JD Power & Associates Releases its Top Initial Quality picks for 2012.
Story by Budd Stanley, photos courtesy of GM, Honda, Nissan and Ford Canada
We as automotive journalists have a job full of perks, one of which is our access to press vehicles. However, an important part of the job is to educate readers on all facets of the vehicles we test, but that’s just not possible in one short week. Important characteristics like durability, build quality and reliability usually go overlooked as we just don’t know how any particular vehicle will perform after several months or even several years of hard driving.
To find this information out, you need to talk to the customers. Thankfully, J.D Power and Associates is just such a company that commissions surveys to talk with vehicle owners about the vehicles they’ve purchased. Recently, the company released its Initial Quality Study, now in its 26th year, which serves as the industry benchmark for new-vehicle quality measured at 90 days of ownership. The study captures problems experienced by owners in two distinct categories: design-related problems, and defects and malfunctions.
What this year’s study has shown is that the increasingly competitive state of the automotive market is bringing out the best in everyone. Overall initial quality for the industry improves by five problems per 100 vehicles (PP100) to average 102 PP100 in 2012, an improvement of five percent from 2011. Of the 34 brands ranked in the 2012 IQS, 26 have improved from 2011, while the segment awards have been divvied up between 14 different manufacturers for only the second time in history, upsetting the trend of only a handful of car makers hording all the awards.
While overall, the numbers are up, there has been a rather large issue growing in modern vehicle technology. The audio, entertainment, and navigation category problems have increased by eight percent from 2011. This continues a recent trend, as problems in this category have increased by 45 percent since 2006, while other categories have improved by 24 percent, on average. As manufacturers continue to load their vehicles with the latest and greatest technologies to help market their cutting-edge products, owners are more frequently citing these systems as a source of quality issues.
"Until recently, this type of sophisticated technology was found primarily on high-end models" said David Sargent, vice-president of global automotive at J.D. Power and Associates. "However, over the past few years, it has rapidly found its way into the automotive mainstream. For example, in 2012, more than 80 percent of owners indicate that their new vehicle has some form of hands-free technology."
As a result of leading the techno charge with its MyFord Touch multimedia systems, Ford was one of the few automakers to see its initial quality score decrease, though just marginally at one additional problem per 100 vehicles.

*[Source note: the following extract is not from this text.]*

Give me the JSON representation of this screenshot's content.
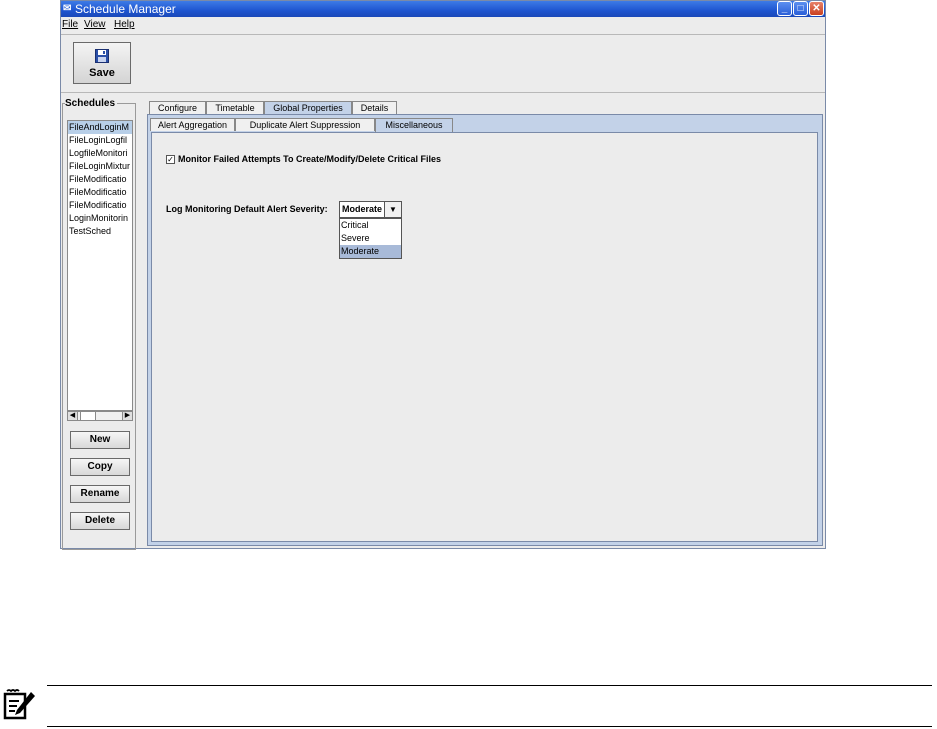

Now let’s get to the truck side of the equation, and the majority of the manufacturers that build pickups all finishing above the industry average of 102 problems reported per 100 vehicles, were Chevrolet (100), Ram (99), Nissan (99), GMC (99), Toyota (88) and Honda (83). The only other truck makers finishing well below the industry average were Suzuki (115) and of course, for the issues mentioned above, Ford (118).
With this new study, obviously, comes the rewards as well, and J.D. Power & Associates have awarded the top vehicles in 21 different vehicle segments including large and midsize pickups. And the winners are… the Nissan Frontier won, and the Honda Ridgeline was the only other pickup on the list for the midsize pickup segment. For the large pickup segment, the GMC Sierra HD took the top honours with the Chevrolet Silverado HD just behind, followed by a tie for third place between the Nissan Titan and the Chevrolet Avalanche.